Protection mechanisms when purchasing properties off-plan
Given the numerous risks associated with off-plan investments, purchasers must take proactive steps such as those listed below to protect their interests:
- Due diligence on the title: The land designated for the project must be registered in the name of the real estate company or the entity responsible for the development. The purchaser should ensure that the mother title and the unit being purchased are devoid of encumbrances, such as caveats, cautions, etc. to prevent potential legal disputes.
- Due diligence on the developer: Verify the developer’s financial stability, reputation, and construction track record, assess past projects, review the legal status of the institution and its directors, checking for any ongoing litigation cases.
- Insist on escrow arrangements: Use escrow accounts for payments to protect investments. Funds are only released upon verification of completed construction milestones with the final instalment of the purchase price due upon completion.
- Seek legal advice: Engage professionals to review the sale agreement to ensure your interests are well-protected and that the terms are clearly defined.
- Use of land: Determining the registered “user” or “use” of the land is essential, particularly for off-plan developments. The land’s designated use must align with multi-dwelling residential purposes.
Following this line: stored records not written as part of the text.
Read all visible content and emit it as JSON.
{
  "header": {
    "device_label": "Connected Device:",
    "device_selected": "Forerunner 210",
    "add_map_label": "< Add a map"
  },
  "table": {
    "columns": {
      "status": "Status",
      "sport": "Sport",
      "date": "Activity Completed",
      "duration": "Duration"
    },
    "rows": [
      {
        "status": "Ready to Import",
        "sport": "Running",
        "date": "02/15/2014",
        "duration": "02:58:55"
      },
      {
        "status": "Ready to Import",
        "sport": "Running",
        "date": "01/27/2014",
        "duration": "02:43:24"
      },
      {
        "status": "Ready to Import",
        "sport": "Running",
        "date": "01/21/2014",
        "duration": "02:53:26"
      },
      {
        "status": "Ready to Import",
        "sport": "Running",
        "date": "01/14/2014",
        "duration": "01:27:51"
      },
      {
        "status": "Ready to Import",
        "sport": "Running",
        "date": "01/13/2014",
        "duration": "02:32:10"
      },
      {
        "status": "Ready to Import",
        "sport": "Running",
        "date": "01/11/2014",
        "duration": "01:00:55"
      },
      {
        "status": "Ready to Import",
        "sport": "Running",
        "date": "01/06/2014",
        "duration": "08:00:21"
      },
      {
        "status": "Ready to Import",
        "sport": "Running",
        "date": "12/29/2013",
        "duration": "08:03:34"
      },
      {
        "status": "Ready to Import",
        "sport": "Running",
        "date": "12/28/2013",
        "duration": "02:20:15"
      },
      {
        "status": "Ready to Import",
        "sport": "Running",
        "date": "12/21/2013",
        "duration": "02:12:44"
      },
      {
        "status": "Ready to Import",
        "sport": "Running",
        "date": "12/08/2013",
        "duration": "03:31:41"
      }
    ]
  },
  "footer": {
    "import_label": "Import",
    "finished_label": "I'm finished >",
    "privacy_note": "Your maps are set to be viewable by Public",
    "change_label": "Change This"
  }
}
- Project approvals – the purchaser should also seek to know if the developer has obtained the necessary approvals for the development and hence has the legal right to develop the property to prevent delays in the delivery of the project.
Conclusion
A well-informed buyer is a protected buyer. While off-plan investments in Kenya offer strong potential, they require thorough due diligence and professional legal advice. In today’s fast-moving real estate market, making informed decisions is not just prudent, it’s essential.